Das steht alles in dem Link, z. B. "There is a form of the constructor that are called when the view is created from code and a form that is called when the view is inflated from a layout file. The second form should parse and apply any attributes defined in the layout file."

Gib Deiner Klasse alle Konstruktoren, die auch SurfaceView hat und rufe super(...) auf.


----------



## AkechiKogoro (24. Jul 2020)

Mein bisher schon verwendeter Konstruktor sieht folgendermaßen aus:
_public GameView(Context context ) {
    super(context);
    ourHolder = getHolder();
    bitmapRunningMan = BitmapFactory.decodeResource(getResources(), R.drawable.running_man);
    bitmapRunningMan = Bitmap.createScaledBitmap(bitmapRunningMan, frameWidth * frameCount, frameHight, false);
}_

Die anderen Konstrunktoren benötigen ebenfalls alle einen Context:

SurfaceView(Context context)SurfaceView(Context context, AttributeSet attrs)SurfaceView(Context context, AttributeSet attrs, int defStyleAttr)SurfaceView(Context context, AttributeSet attrs, int defStyleAttr, int defStyleRes)

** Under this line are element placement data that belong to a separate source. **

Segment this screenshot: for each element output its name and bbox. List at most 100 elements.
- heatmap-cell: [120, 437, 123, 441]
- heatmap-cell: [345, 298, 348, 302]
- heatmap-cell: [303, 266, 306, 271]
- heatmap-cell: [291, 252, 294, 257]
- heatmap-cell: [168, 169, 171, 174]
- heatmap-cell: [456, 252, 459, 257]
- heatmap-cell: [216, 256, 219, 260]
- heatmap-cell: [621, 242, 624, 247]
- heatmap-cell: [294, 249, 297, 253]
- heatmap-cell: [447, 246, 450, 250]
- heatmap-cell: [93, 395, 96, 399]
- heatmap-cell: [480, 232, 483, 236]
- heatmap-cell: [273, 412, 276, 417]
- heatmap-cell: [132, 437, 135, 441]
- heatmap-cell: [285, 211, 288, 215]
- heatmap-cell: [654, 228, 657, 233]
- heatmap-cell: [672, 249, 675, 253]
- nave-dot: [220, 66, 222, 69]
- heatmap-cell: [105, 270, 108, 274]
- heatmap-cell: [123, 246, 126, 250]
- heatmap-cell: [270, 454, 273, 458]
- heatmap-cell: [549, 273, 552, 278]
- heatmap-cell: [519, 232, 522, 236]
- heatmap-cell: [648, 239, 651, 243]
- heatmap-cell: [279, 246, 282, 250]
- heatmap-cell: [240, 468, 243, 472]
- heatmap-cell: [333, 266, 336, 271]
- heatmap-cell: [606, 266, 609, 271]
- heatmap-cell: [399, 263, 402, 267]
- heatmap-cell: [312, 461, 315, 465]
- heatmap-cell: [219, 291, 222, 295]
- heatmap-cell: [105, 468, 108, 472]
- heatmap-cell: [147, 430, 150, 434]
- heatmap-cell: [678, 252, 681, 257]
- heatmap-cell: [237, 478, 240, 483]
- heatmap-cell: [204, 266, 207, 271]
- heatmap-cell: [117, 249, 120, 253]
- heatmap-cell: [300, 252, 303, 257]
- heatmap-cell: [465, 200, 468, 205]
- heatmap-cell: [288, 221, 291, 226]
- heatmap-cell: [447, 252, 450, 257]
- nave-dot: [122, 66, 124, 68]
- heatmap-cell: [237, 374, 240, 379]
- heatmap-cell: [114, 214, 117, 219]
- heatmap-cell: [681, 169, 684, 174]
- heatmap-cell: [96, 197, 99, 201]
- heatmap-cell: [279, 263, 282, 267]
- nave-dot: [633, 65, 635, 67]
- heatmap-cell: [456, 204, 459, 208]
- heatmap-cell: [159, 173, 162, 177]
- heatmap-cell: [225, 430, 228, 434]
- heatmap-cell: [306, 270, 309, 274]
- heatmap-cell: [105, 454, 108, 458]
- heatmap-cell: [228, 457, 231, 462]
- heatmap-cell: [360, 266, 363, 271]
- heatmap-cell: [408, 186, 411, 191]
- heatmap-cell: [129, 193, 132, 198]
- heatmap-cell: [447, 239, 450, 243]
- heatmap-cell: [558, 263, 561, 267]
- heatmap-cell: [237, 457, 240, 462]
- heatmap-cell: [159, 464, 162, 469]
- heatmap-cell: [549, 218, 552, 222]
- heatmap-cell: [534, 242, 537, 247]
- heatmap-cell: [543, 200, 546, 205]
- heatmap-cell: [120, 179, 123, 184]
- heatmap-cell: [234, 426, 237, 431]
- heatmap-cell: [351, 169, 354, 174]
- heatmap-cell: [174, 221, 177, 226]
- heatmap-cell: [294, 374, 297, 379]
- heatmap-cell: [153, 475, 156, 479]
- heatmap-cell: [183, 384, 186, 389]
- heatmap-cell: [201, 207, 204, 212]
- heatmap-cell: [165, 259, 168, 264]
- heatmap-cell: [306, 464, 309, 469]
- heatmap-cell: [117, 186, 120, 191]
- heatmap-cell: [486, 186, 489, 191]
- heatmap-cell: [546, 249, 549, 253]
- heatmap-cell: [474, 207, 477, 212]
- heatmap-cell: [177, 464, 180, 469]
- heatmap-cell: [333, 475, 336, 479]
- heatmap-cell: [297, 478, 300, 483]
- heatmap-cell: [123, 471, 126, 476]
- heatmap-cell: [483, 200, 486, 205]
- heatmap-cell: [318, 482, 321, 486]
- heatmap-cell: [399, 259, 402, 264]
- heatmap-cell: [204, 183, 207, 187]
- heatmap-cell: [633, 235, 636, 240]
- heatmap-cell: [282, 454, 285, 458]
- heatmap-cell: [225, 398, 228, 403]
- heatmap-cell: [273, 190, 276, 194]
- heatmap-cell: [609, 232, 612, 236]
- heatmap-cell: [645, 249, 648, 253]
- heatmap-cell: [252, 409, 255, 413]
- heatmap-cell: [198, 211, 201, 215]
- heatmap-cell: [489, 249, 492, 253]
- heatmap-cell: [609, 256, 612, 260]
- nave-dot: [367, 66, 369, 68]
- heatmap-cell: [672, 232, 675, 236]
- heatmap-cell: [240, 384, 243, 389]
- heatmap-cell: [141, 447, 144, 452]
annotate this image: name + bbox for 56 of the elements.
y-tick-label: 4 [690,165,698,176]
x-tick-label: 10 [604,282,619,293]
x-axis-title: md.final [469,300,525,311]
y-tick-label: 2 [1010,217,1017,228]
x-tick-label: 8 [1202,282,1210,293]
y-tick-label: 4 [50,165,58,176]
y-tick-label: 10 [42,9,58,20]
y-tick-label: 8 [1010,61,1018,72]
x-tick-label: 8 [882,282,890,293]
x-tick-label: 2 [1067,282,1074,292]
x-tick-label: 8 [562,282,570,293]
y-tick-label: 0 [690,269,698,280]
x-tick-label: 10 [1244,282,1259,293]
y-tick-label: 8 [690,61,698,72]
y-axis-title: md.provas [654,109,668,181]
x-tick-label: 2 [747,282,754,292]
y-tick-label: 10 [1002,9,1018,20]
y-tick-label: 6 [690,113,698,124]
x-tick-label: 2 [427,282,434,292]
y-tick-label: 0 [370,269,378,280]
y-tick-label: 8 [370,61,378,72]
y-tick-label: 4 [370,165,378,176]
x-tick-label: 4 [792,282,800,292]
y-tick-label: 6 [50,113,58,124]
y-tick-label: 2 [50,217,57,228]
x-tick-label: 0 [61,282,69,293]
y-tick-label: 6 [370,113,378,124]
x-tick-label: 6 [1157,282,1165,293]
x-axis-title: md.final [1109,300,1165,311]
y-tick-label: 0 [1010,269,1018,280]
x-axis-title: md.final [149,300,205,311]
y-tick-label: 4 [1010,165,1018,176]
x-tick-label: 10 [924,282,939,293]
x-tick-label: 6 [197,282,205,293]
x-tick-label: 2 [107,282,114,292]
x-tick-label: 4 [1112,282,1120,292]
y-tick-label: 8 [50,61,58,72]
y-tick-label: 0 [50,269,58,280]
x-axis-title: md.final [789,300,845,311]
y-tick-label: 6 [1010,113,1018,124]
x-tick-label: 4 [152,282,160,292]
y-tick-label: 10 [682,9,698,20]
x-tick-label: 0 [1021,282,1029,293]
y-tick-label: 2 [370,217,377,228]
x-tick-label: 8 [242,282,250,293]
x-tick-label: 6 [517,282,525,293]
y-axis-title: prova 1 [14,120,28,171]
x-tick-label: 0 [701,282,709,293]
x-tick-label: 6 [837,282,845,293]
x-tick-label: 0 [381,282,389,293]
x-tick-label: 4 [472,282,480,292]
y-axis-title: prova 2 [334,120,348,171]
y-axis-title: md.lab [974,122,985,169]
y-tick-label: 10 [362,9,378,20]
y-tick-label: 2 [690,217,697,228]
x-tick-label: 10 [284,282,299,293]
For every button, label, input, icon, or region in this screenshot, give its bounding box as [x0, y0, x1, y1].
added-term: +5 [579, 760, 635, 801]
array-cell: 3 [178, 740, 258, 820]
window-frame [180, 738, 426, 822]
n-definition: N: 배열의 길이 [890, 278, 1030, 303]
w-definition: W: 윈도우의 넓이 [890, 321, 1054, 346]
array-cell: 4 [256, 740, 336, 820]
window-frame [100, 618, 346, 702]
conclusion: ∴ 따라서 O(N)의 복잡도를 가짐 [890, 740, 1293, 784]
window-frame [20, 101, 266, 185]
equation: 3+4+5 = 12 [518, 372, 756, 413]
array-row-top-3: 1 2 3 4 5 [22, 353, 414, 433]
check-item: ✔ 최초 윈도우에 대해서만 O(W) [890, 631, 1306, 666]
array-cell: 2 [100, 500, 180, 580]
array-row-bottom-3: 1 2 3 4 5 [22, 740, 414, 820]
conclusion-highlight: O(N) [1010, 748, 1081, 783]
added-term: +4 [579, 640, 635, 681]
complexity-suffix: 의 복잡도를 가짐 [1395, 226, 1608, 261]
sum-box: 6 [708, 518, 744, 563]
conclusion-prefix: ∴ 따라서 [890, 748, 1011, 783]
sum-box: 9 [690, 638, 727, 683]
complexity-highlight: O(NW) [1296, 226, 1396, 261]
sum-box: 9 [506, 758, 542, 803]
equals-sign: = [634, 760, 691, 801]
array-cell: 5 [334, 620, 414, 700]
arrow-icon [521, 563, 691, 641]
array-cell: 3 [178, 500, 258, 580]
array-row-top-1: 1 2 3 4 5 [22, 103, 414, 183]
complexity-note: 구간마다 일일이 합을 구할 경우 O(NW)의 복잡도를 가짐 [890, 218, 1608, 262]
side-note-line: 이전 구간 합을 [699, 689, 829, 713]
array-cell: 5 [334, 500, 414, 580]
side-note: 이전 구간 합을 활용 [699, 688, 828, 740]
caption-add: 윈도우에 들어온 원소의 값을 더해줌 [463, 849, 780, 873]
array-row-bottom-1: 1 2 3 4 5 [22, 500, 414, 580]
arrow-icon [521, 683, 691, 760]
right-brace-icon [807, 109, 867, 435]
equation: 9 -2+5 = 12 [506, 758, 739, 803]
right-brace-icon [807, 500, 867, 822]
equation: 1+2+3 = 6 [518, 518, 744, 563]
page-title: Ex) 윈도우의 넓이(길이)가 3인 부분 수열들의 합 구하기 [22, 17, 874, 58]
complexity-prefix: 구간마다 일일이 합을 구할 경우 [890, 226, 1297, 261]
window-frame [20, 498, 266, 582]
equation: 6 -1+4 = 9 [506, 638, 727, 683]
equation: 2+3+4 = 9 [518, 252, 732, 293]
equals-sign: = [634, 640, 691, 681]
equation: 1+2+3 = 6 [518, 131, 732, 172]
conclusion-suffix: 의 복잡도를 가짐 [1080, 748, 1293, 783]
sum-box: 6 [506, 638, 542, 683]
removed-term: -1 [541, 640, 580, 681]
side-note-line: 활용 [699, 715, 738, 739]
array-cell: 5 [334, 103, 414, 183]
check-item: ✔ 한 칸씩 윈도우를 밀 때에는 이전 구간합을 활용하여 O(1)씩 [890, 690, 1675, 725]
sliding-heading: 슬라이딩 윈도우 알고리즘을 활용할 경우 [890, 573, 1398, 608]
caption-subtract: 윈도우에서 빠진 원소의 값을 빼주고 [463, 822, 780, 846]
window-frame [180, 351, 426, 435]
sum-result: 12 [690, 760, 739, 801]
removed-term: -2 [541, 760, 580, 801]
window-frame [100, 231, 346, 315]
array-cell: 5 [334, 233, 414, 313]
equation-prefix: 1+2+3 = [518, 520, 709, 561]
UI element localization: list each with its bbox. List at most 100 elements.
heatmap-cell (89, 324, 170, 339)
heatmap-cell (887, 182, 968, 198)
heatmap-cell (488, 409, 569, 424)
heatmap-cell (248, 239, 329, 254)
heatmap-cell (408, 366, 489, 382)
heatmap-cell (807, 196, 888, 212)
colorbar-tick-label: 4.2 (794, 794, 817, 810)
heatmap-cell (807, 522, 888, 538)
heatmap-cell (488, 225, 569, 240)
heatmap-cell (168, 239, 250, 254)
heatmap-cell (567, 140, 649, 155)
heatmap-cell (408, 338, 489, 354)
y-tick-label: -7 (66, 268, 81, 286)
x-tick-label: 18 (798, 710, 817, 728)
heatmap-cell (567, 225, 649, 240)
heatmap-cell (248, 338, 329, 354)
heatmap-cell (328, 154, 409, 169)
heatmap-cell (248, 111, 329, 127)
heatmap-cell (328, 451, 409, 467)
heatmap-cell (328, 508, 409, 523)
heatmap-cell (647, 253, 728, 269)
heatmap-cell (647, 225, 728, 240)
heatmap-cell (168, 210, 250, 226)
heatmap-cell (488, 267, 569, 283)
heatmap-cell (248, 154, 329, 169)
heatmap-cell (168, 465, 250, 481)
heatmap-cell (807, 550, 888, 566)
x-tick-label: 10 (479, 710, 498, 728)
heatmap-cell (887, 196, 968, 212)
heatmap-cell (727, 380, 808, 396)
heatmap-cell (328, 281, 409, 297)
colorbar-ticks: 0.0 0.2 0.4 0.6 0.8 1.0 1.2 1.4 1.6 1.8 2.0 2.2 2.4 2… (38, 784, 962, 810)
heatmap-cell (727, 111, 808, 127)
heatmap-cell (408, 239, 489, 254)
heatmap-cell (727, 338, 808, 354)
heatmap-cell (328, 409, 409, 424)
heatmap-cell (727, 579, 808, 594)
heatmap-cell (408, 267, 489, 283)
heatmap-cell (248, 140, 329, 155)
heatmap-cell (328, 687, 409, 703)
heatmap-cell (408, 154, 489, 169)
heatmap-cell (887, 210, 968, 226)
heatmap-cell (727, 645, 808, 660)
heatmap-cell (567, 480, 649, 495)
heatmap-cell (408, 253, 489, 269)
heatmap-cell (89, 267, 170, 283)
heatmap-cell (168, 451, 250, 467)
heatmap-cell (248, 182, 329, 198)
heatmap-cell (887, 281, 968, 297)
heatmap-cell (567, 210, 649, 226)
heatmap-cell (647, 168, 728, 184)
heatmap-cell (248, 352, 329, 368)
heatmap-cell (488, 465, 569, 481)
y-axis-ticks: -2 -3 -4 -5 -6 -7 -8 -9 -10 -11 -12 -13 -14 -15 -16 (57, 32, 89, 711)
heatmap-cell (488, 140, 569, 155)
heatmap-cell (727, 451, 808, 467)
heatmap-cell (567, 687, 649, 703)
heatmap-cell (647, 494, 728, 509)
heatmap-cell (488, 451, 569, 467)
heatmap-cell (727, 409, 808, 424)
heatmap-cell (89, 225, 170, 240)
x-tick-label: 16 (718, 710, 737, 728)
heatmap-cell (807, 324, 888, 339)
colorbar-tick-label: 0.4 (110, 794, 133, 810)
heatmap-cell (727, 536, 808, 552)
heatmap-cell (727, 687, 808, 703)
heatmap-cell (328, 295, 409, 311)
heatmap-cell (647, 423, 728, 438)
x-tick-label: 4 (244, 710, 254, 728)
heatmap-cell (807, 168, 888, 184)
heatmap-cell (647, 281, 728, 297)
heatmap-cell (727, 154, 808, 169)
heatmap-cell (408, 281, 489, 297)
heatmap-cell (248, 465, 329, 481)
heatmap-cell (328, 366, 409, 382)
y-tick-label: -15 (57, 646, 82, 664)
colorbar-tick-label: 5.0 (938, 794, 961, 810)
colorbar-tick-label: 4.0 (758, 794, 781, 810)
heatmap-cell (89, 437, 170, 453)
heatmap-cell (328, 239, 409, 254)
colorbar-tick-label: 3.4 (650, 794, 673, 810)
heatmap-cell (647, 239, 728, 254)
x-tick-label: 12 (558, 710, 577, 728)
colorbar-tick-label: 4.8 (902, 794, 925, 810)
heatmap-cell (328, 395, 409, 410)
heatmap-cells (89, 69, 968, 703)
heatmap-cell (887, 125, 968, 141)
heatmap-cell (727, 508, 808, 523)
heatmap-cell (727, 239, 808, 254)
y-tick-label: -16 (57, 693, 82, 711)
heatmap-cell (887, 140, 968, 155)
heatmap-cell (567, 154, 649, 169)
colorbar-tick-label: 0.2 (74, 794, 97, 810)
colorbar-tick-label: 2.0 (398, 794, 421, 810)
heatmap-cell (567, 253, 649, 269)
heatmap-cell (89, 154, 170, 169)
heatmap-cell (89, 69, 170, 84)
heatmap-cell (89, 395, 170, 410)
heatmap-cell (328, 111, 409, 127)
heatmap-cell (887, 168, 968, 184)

Wie kann ich nun ( ggf. damit ) realisieren dass sich die GameView nicht die ganze Oberfläche schnappt, damit ich darunter noch den Button packen kann?

Auch meckert der Compiler noch an folgender Zeile rum:
_setContentView(R.layout.activity_main);_
Das macht er aber erst seit ich die GameView wie folgt in die XML-Datei "activity_main" geschrieben hab_e _( Deswegen denke ich ist der Konstruktor nicht das Problem, denn der wird erst in der Zeile danach aufgerufen ).

_<com.example.runningman2.GameView
    android:id="@+id/gameView"
    android:layout_width="0dp"
    android:layout_height="0dp"
    android:layout_marginBottom="8dp"
    app:layout_constraintBottom_toTopOf="@+id/iBtnNachRechts"
    app:layout_constraintEnd_toEndOf="parent"
    app:layout_constraintStart_toStartOf="parent"
    app:layout_constraintTop_toTopOf="parent" />_

Die gleichen Warnungen aus in meinem Beitrag von heute 15:58 Uhr sind leider noch immer darin sichtbar.


----------



## mihe7 (25. Jul 2020)

AkechiKogoro hat gesagt.:


> Die gleichen Warnungen aus in meinem Beitrag von heute 15:58 Uhr sind leider noch immer darin sichtbar.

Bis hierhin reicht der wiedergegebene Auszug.